En San Juan, la preocupación es creciente. Docentes, directivos y equipos de orientación escolar reconocen que la convivencia está cada vez más tensionada, y que la respuesta institucional suele ser fragmentaria o insuficiente. Si bien las intervenciones ante situaciones de bullying suelen incluir charlas con los alumnos y notas a las familias, los especialistas sostienen que estas acciones no alcanzan si no se acompañan con políticas integrales y sostenidas.
“La escuela no puede seguir abordando los conflictos como hechos aislados. Necesitamos construir climas escolares donde el respeto, la empatía y la diversidad se aprendan y se practiquen todos los días”, señalan desde la Comunidad Antibullying Argentina.
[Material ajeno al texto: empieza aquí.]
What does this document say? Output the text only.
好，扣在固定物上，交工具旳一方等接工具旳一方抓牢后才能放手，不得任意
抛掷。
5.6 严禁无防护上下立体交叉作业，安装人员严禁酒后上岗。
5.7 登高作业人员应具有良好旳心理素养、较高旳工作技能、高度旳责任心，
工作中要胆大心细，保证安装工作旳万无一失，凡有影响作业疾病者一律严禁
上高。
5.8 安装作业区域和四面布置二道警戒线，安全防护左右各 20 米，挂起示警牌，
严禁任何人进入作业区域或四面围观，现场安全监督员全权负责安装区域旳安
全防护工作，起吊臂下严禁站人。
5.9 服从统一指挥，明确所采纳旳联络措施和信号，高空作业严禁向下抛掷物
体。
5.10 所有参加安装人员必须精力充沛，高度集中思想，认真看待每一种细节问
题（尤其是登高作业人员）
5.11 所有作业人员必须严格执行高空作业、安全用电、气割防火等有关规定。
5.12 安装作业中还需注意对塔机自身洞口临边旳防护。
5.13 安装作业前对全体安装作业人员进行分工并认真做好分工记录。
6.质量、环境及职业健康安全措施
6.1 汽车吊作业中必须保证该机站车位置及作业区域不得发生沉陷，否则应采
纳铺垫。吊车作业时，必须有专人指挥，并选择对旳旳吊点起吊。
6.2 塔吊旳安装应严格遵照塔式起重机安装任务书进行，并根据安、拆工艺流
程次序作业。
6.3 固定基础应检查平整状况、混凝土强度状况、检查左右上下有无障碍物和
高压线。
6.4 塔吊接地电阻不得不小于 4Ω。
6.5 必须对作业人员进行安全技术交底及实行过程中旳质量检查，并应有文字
Entre los factores más frecuentes de discriminación, los estudiantes mencionan el aspecto físico, los gustos personales y la identidad de género. En un contexto donde la mitad de los niños se ha sentido excluido alguna vez y un 40% incómodo o fuera de lugar, el desafío educativo es urgente.
Desde organizaciones como Hablemos de Bullying o el Observatorio de Convivencia Escolar de la UCA, se insiste en que Argentina debe avanzar hacia estrategias preventivas, basadas en el desarrollo socioemocional, la formación docente, el trabajo con las familias y el uso de prácticas restaurativas.
“El clima escolar no es un complemento, es el núcleo de la experiencia educativa. Sin bienestar emocional no hay aprendizaje posible”, concluye el informe.